Tuesday, December 10, 2013
By RACHEL OHM Kennebec Journal
NORRIDGEWOCK — Two workers at a Norridgewock day-care center that was shut down after four children were molested there are being sued by the state Department of Health and Human Services on behalf of one of the children.
In this June 2013 file photo, defendant Horace Barstow, right, sits beside a Somerset County jail transport deputy moments after he was sentenced to four years in prison for unlawful sexual contact of children in Skowhegan District Court.
Staff photo by David Leaming
In this March 2013 file photo, children's toys can be seen outside the ABC 123 Daycare shortly after kids went back inside on Upper Main Street in Norridgewock, Maine. The owners of the daycare, which was shut down after four children were molested, are now facing a civil lawsuit filed by the Maine Department of Health and Human Services on behalf of one of the children.
Staff photo by David Leaming
The lawsuit claims assault, battery and intentional infliction of emotional distress by Horace Barstow, as well as negligence by his wife, Barbara Barstow, owner of ABC 123 Daycare.
Both denied the charges in written statements filed with the court.
Horace Barstow, 67, was convicted in June on four counts of unlawful sexual contact with children and is in prison.

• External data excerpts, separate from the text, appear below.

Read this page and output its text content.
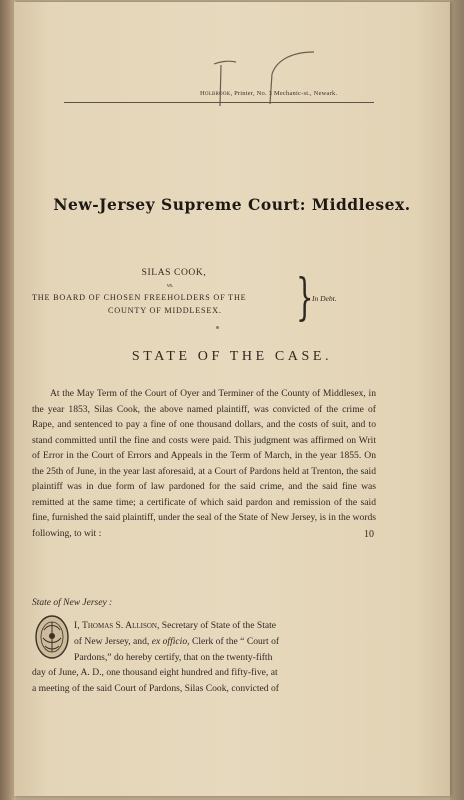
Holbrook, Printer, No. 3 Mechanic-st., Newark.
New-Jersey Supreme Court: Middlesex.
SILAS COOK,
vs.
THE BOARD OF CHOSEN FREEHOLDERS OF THE
COUNTY OF MIDDLESEX. }
In Debt.
STATE OF THE CASE.

At the May Term of the Court of Oyer and Terminer of the County of Middlesex, in the year 1853, Silas Cook, the above named plaintiff, was convicted of the crime of Rape, and sentenced to pay a fine of one thousand dollars, and the costs of suit, and to stand committed until the fine and costs were paid. This judgment was affirmed on Writ of Error in the Court of Errors and Appeals in the Term of March, in the year 1855. On the 25th of June, in the year last aforesaid, at a Court of Pardons held at Trenton, the said plaintiff was in due form of law pardoned for the said crime, and the said fine was remitted at the same time; a certificate of which said pardon and remission of the said fine, furnished the said plaintiff, under the seal of the State of New Jersey, is in the words following, to wit :	10
State of New Jersey :
I, Thomas S. Allison, Secretary of State of the State
of New Jersey, and, ex officio, Clerk of the “ Court of
Pardons,” do hereby certify, that on the twenty-fifth
day of June, A. D., one thousand eight hundred and fifty-five, at
a meeting of the said Court of Pardons, Silas Cook, convicted of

The department filed the lawsuit on behalf of a 5-year-old boy who is in foster care. It claims Barstow touched the boy's genitals and caused him harm and emotional distress, and it accuses Barstow of intentional and reckless conduct.
According to the lawsuit, Horace Barstow acted as a worker at the day-care center, operated at the couple's home at 43 Upper Main St., and had direct interaction with children.
All of the victims were under the age of 14.
The preliminary work for the lawsuit filed July 29 in Somerset County Superior Court is just beginning, and the earliest it could go to trial is May 2014, said Paul Sumberg, the lawyer representing the department and the child. He said he is gathering records from the department and scheduling depositions for the Barstows.
The child is doing "reasonably well," but Sumberg did not want to say anything else about him.
He wasn't sure how much money the department would be asking for in damages.
No other lawsuits have been filed against the Barstows, and Sumberg said he did not know whether other victims would be filing claims.
The DHHS declined to comment on the matter.
Barbara Barstow could not be reached for comment and did not respond to a note left at her home seeking comment.
Horace Barstow had no comment when contacted at the Maine Correctional Center in Windham, where he is imprisoned, a corrections spokeswoman said Tuesday.
Also, no lawyer is on record in court documents as representing the Barstows. Sumberg said the Barstows' insurance company was notified because there is a chance that the negligence charge could be covered under homeowner's insurance.
Insurance companies don't usually cover the damages accrued by intentional acts, he said.
As part of a plea deal, Horace Barstow pleaded guilty June 19 to four charges of unlawful sexual contact with four children at the day-care center between November and January.
DHHS shut the business down in March, about two weeks after Barstow was arrested, and Barbara Barstow is no longer a licensed child care provider, according to department spokesman John Martins.
Horace Barstow is a former Somerset County Sheriff's Department deputy and was a reserve officer with the Norridgewock Police Department, which closed in 1986. His sentence included 10 years in prison with all but four years suspended, and 10 years of probation.
He also must register as a sex offender for life.